A questo seguì come reazione un patto tra Inghilterra e Francia a cui in seguito si unì la Russia. La Germania avviò poi una corsa agli armamenti, soprattutto nel campo navale, e rese evidenti le proprie mire espansionistiche e la volontà di far valere con la forza la propria incipiente superiorità economica. Alla corsa alle armi della Germania fece seguito quella dell’Inghilterra soprattutto.

A questo punto l’attentato di Sarajevo fu il classico fiammifero buttato sulla benzina, e fu la Prima Guerra Mondiale. I tedeschi avevano pianificato tutto, sicuri che la loro maggiore potenza industriale li avrebbe resi vincitori, e pensavano di chiudere la partita in qualche mese. Invece la guerra durò più di quattro anni con una carneficina immane. Sappiamo come è finita, grazie all’intervento finale degli Stati Uniti la Germania e l’Austria furono sconfitte, l’impero austro ungarico si dissolse e alla Germania furono inflitte pesanti sanzioni. I calcoli fatti “a tavolino” dai tedeschi risultarono non aderenti alla realtà effettiva.

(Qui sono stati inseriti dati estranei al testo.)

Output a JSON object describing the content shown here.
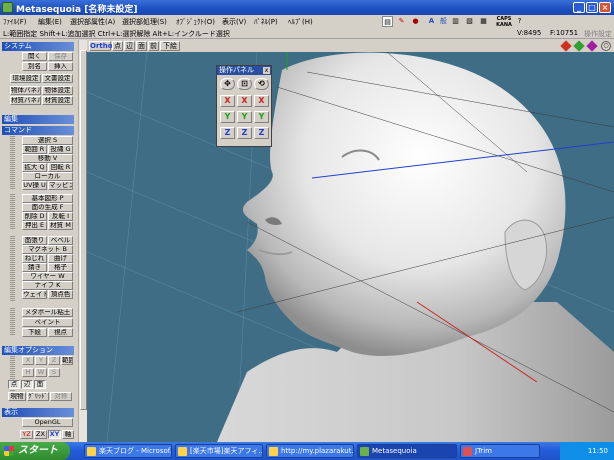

In un paio di decenni la Germania si riprese e ridivenne una grande potenza industriale. Hitler e chi stava con lui pensarono di nuovo che l’egemonia politica della nazione tedesca fosse inferiore alla potenza economica e, aggiunse, inferiore alle possibilità della razza.

Avviò un nuovo riarmo, fecero di nuovo i conti a tavolino da cui risultò che avrebbero stravinto nel giro di qualche mese e assoggettato tutta l’Europa. Occuparono la Polonia e fu la Seconda Guerra Mondiale. La guerra è durata sei anni, con stragi inenarrabili di vite umane, e anche questa volta, grazie all’intervento degli Usa e alla resistenza dell’Urss a Est, la Germania e i suoi alleati furono sconfitti. La Germania fu divisa in due, in modo che non potesse nuocere di nuovo, e la sua consistenza militare fu sottoposta al controllo delle potenze vincitrici. Gli è stato vietato di costruire la bomba atomica. Ancora una volta i conti fatti a tavolino sono risultati irrealistici al confronto pratico con la realtà.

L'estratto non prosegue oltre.